De esta forma, en la pomposa construcción se exhibieron desde las esculturas mesoamericanas hasta el llamado arte popular;(2) también se destinaron salones para los vestigios virreinales, para los caballetes decimonónicos y se diseñaron algunos otros espacios para ubicar la producción de pintores contemporáneos. Si bien el flamante Palacio de Bellas Artes se inauguró con buenos augurios, después de un breve apoyo inicial de los más altos funcionarios del Estado los citados museos y su propuesta de exhibir en plano de igualdad al arte culto con el popular entraron en una fase de decadencia. Esto obedeció a la falta de compromiso —político y presupuestal— de las autoridades federales, quienes renegaron de un proyecto concretado por un gobierno anterior.

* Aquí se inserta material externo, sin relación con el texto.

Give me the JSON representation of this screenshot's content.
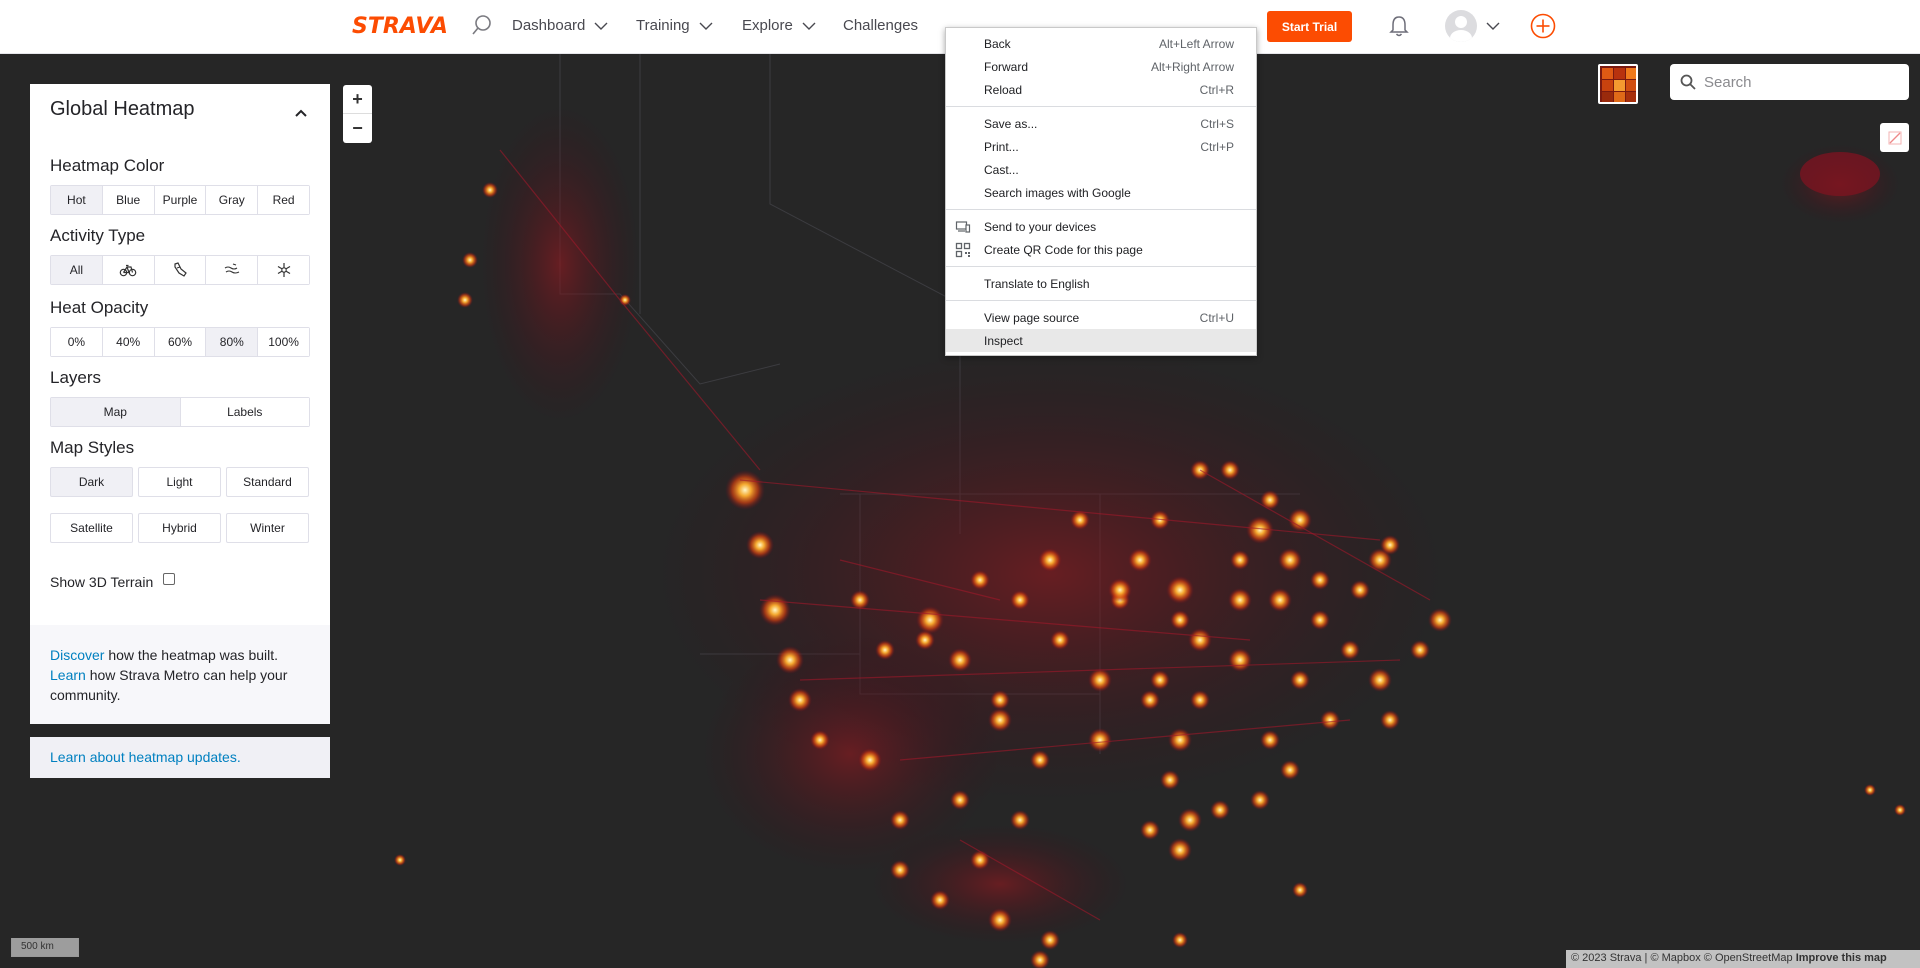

Dicha situación no revela un hecho aislado sino más bien una tendencia muy definida de la política nacional, que se caracteriza, precisamente, por su negación a dar continuidad a las iniciativas de sus antecesores en el poder. El cambio sexenal, con el consabido reacomodo de funcionarios, fue uno de los lastres más pesados del siglo XX.

El abandono del proyecto fue de tal magnitud que para rescatarlo hubo que proceder a su refundación en 1947, durante la fase inicial de Miguel Alemán Valdés como presidente de la República y gracias a los programas y anteproyectos elaborados por prominentes intelectuales y artistas que, en la marcha, se fueron especializando en curaduría y museografía: Susana y Fernando Gamboa, Julio Castellanos, Enrique Yáñez, Julio Prieto, Miguel Covarrubias y José Chávez Morado, entre otros, bajo la coordinación general de Carlos Chávez.(3) En esta segunda fase, aunque se mantuvo la vocación panorámica de las artes plásticas “patrias”, el distanciamiento más radical respecto al proyecto anterior fue en cuanto a lo popular: dejó de existir un museo específico para las manifestaciones populares y se realizó una rigurosa selección del acervo con un criterio diferente.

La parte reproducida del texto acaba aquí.